Oil futures, like many other asset classes, is going through an extremely volatile phase. Why is this the case? Well you’ll be surprised that Coronavirus is NOT the deal-breaker here.
Following a series of troubled disputes regarding the supply and demand of oil over the past month, WTI crude has dropped 32% and the International Benchmark for Brent Crude is down 31%. But what is this a reaction to?
Russia has emerged as the main driver of this cause due to its rejection of OPECs efforts to cut oil production, which would have otherwise maintained current oil prices. The failure to reach a unanimous decision on limiting oil production has seen Russia losing between $100M – $150M per day as Russia’s oil competitors drastically increase their production rates, namely Saudi Arabia, who plans to boost crude output beyond 10M barrels per day (bpd) in April. This increase might have drastic impacts on the shale oil production in the US.
Speaking of which, the US, being the largest supplier of oil (14.71M bpd) has no plans to drop its production as it continues to gain a greater market share. Its growing shale oil production caused major disruptions since 2014, when OPEC was forced to cap output rates in order to maintain prices (much like the current problem). This policy, albeit stabilized prices, kept the US shale oil producers in business which ultimately caused further expansion and thus an excessive supply.
OPEC dealt with this problem the same way as before and are since locked into a continuous cycle of constantly cutting rates to solely reduce US production. Russia, who also requires money from its oil exports sees this predicament as one that boosts US producers at the expense of all other nations. To break the cycle, Russia disagreed to the recent request by OPEC which ultimately fueled uncertainty in the markets leading to the recent drops in oil price.

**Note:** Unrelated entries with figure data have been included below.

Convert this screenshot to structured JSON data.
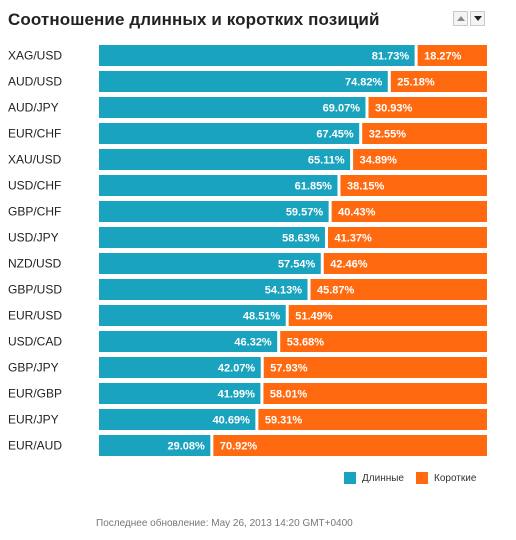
{
  "widget": {
    "title": "Соотношение длинных и коротких позиций",
    "footer": "Последнее обновление: May 26, 2013 14:20 GMT+0400"
  },
  "colors": {
    "long": "#1aa3be",
    "short": "#ff6a10"
  },
  "chart_data": {
    "type": "bar",
    "stacked": true,
    "orientation": "horizontal",
    "title": "Соотношение длинных и коротких позиций",
    "categories": [
      "XAG/USD",
      "AUD/USD",
      "AUD/JPY",
      "EUR/CHF",
      "XAU/USD",
      "USD/CHF",
      "GBP/CHF",
      "USD/JPY",
      "NZD/USD",
      "GBP/USD",
      "EUR/USD",
      "USD/CAD",
      "GBP/JPY",
      "EUR/GBP",
      "EUR/JPY",
      "EUR/AUD"
    ],
    "series": [
      {
        "name": "Длинные",
        "values": [
          81.73,
          74.82,
          69.07,
          67.45,
          65.11,
          61.85,
          59.57,
          58.63,
          57.54,
          54.13,
          48.51,
          46.32,
          42.07,
          41.99,
          40.69,
          29.08
        ],
        "labels": [
          "81.73%",
          "74.82%",
          "69.07%",
          "67.45%",
          "65.11%",
          "61.85%",
          "59.57%",
          "58.63%",
          "57.54%",
          "54.13%",
          "48.51%",
          "46.32%",
          "42.07%",
          "41.99%",
          "40.69%",
          "29.08%"
        ]
      },
      {
        "name": "Короткие",
        "values": [
          18.27,
          25.18,
          30.93,
          32.55,
          34.89,
          38.15,
          40.43,
          41.37,
          42.46,
          45.87,
          51.49,
          53.68,
          57.93,
          58.01,
          59.31,
          70.92
        ],
        "labels": [
          "18.27%",
          "25.18%",
          "30.93%",
          "32.55%",
          "34.89%",
          "38.15%",
          "40.43%",
          "41.37%",
          "42.46%",
          "45.87%",
          "51.49%",
          "53.68%",
          "57.93%",
          "58.01%",
          "59.31%",
          "70.92%"
        ]
      }
    ],
    "xlim": [
      0,
      100
    ],
    "legend": "bottom-right"
  }
}
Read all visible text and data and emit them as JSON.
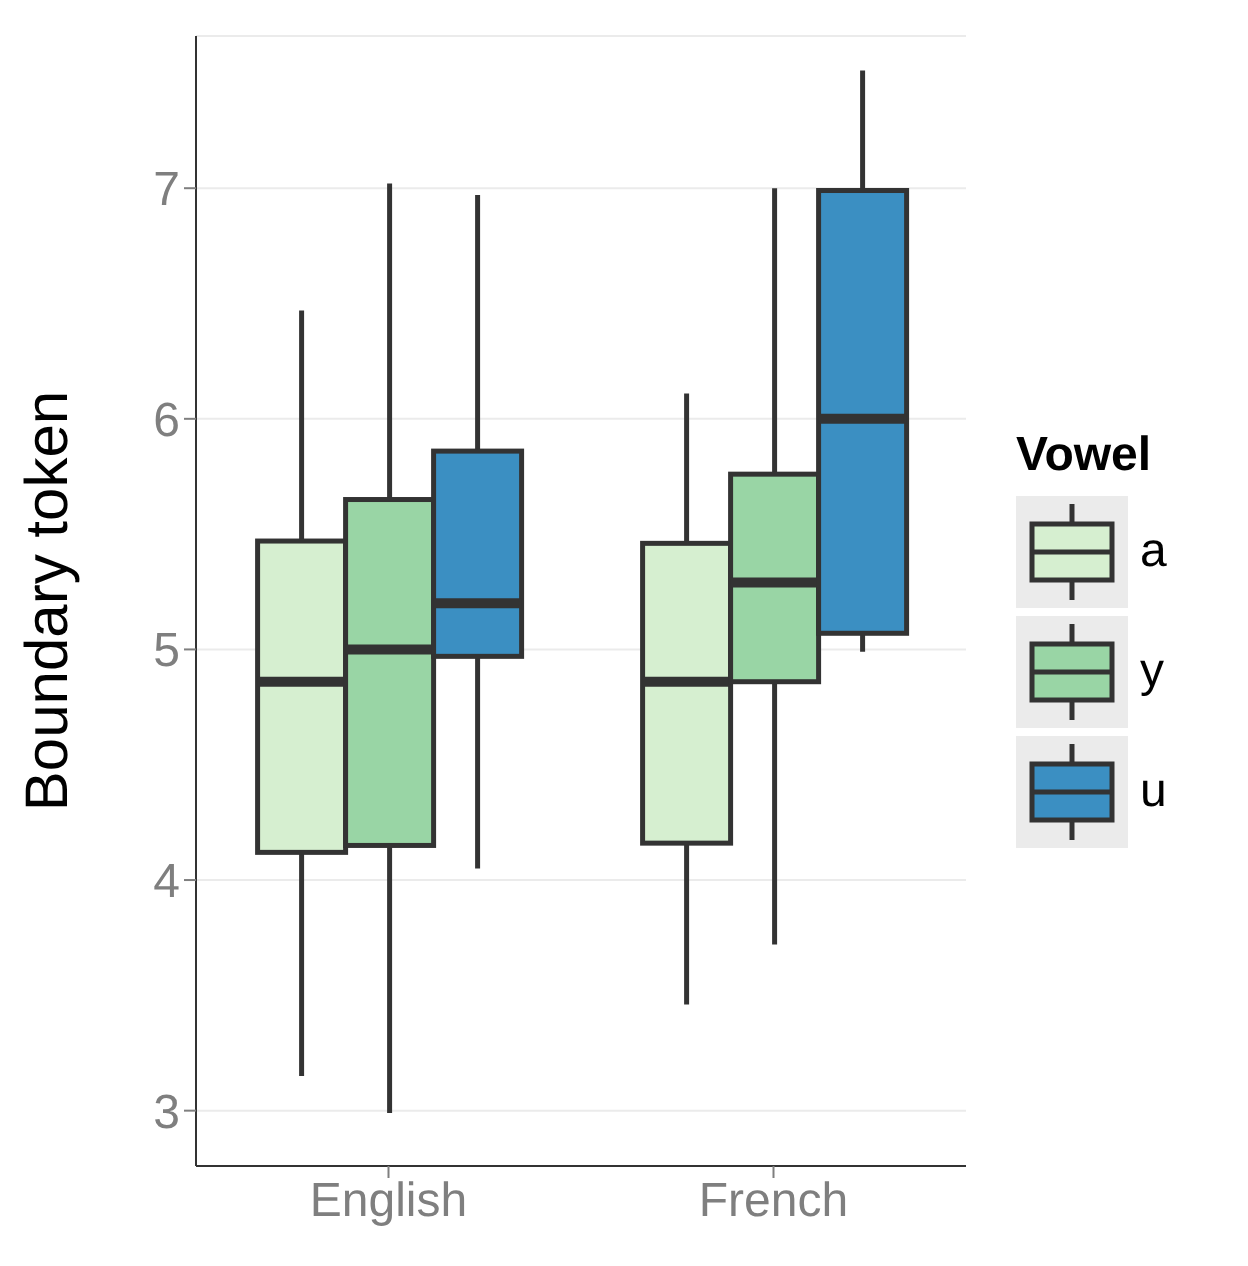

With the demand of oil declining sharply due to the Coronavirus epidemic, compounded with a warm winter in the US, reduced jet travel, and now no limit on production rates, we are about to expect an extremely excessive supply of oil, but what implications does will this have on your portfolio?
Future forecasts suggest that the oil industry might take a long time to recover. With Electric Vehicles (EV) continuing to gain market share, investors realize the declining need for oil, especially in the US where gasoline accounts for 45% of oil usage. Junk bonds (high yield-debt instruments), which have a high concentration in the energy sector have also taken a hit and the future of their value remains uncertain. Compounded with bond markets being closed to low-rated energy companies, there is a high chance that a wave of restructuring is bound.